Derivative of the Lagrangian dual: Can I treat the optimal parameter $x^*$ in the dual $g(\lambda) = L(x^*, \lambda)$ as a constant w.r.t $\lambda$?

601 Views Asked by At

Suppose I have a standard constrained optimization problem $$ \min_x f(x) \quad \text{s.t.} h_i(x) \ge 0, $$ where $f$ and $h_1,...,h_m$ are convex functions $\mathbb{R}^n \to \mathbb{R}$. The dual is given as $$ g(\lambda) = \min_xL(x, \lambda) = L(x^*, \lambda) $$ with $L$ the Lagrangian. To obtain the optimal Lagrangian multipliers, I need to solve $$ \lambda^* = \text{argmax}_\lambda \;g(\lambda). $$ I would go on and take the derivative w.r.t $\lambda$. My question is now:

Can I treat the optimal parameter $x^*$ in the dual $g(\lambda) = L(x^*, \lambda)$ as a constant w.r.t $\lambda$?

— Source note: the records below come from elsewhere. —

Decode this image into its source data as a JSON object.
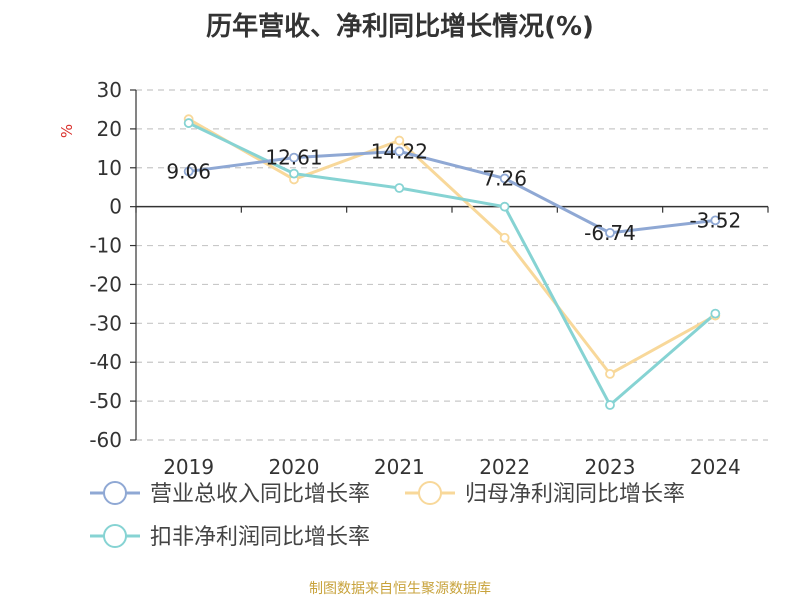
{
  "chart_data": {
    "type": "line",
    "title": "历年营收、净利同比增长情况(%)",
    "ylabel": "%",
    "xlabel": "",
    "categories": [
      "2019",
      "2020",
      "2021",
      "2022",
      "2023",
      "2024"
    ],
    "ylim": [
      -60,
      30
    ],
    "yticks": [
      30,
      20,
      10,
      0,
      -10,
      -20,
      -30,
      -40,
      -50,
      -60
    ],
    "grid": true,
    "legend_position": "bottom-left",
    "series": [
      {
        "name": "营业总收入同比增长率",
        "color": "#8fa8d4",
        "values": [
          9.06,
          12.61,
          14.22,
          7.26,
          -6.74,
          -3.52
        ],
        "labels": [
          "9.06",
          "12.61",
          "14.22",
          "7.26",
          "-6.74",
          "-3.52"
        ]
      },
      {
        "name": "归母净利润同比增长率",
        "color": "#f8d89a",
        "values": [
          22.5,
          7.0,
          17.0,
          -8.0,
          -43.0,
          -28.0
        ]
      },
      {
        "name": "扣非净利润同比增长率",
        "color": "#86d3d3",
        "values": [
          21.5,
          8.5,
          4.8,
          0.0,
          -51.0,
          -27.5
        ]
      }
    ]
  },
  "source_note": "制图数据来自恒生聚源数据库"
}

On my first thought: No, since it depends on $\lambda$. (If it didn't we would already have solved the primal problem). But I have found several examples, where we can take the derivative without the substitution of $x^*$ and treat it as a constant. So I was wondering if that is a general rule. If that is somehow true, this would simplify the derivative a lot.

I'll give a concrete example: Let's solve $$ \min x^2 \quad \text{s.t.} -x -2 \le 0 $$ The resulting Lagrangian is $ L(x, \lambda) = x^2 + \lambda(-x -2)$. Taking the derivative w.r.t $x$, and setting it to 0 yields $ 2x - \lambda = 0 \implies x^* = \lambda / 2$.

The dual is therefore $$ g(\lambda) = x^{*2} + \lambda(-x^* -2) = \frac 1 4 \lambda^2 + \lambda(-\frac \lambda 2 -2). $$ Now, when i take the "correct" derivative by taking the derivative of the right side w.r.t. to $\lambda$, I'll get $$ g'(\lambda) = - \frac \lambda 2 - 2. $$ This is the same as if I take $x^{*}$ as a constant on the left side and take the derivative, resulting in $$-x^* - 2 = - \frac \lambda 2 - 2.$$

Why does this work? Any help is much appreciated!

2

There are 2 best solutions below

3
On BEST ANSWER

In general, the Lagrangian is $$L(x,\lambda) = f(x) - \sum_i \lambda_i h_i(x).$$ and $x^*$ satisfies $f'(x^*) - \sum_i \lambda_i h_i'(x^*) = 0$. Assume $x(\lambda)$ is a function that satisfies that equation for all $\lambda$, then $$g(\lambda) = f(x(\lambda)) - \sum_i \lambda_i h_i(x(\lambda)).$$

By application of the chain rule and the product rule: \begin{align} g'(\lambda) &= f'(x(\lambda))x'(\lambda) -\sum_i h_i(x(\lambda))- \sum_i \lambda_i h_i'(x(\lambda))x'(\lambda) \\ &= \left( f'(x(\lambda)) -\sum_i \lambda_i h_i'(x(\lambda)) \right)x'(\lambda) - \sum_i h_i(x(\lambda)) \\ &= - \sum_i h_i(x(\lambda)), \end{align} which is what you get if take the derivative of $g$ without applying the chain rule and plug in $x(\lambda)$.

5
On

In general, no, $x^*$ is not a constant and you cannot differentiate the Lagrangian as if it were.

Consider the Lagrangian $L(x, \lambda) = x^2 + 1 + \lambda(x-2)(x-4)$. If you take the infimum over $x$ by taking $\partial L /\partial \lambda$ and setting it to zero, you'll find $x^* = 3\lambda/(\lambda + 1)$. Clearly $x^*$ depends on $\lambda$ so you must use the chain rule to differentiate $L$ w.r.t. $\lambda$.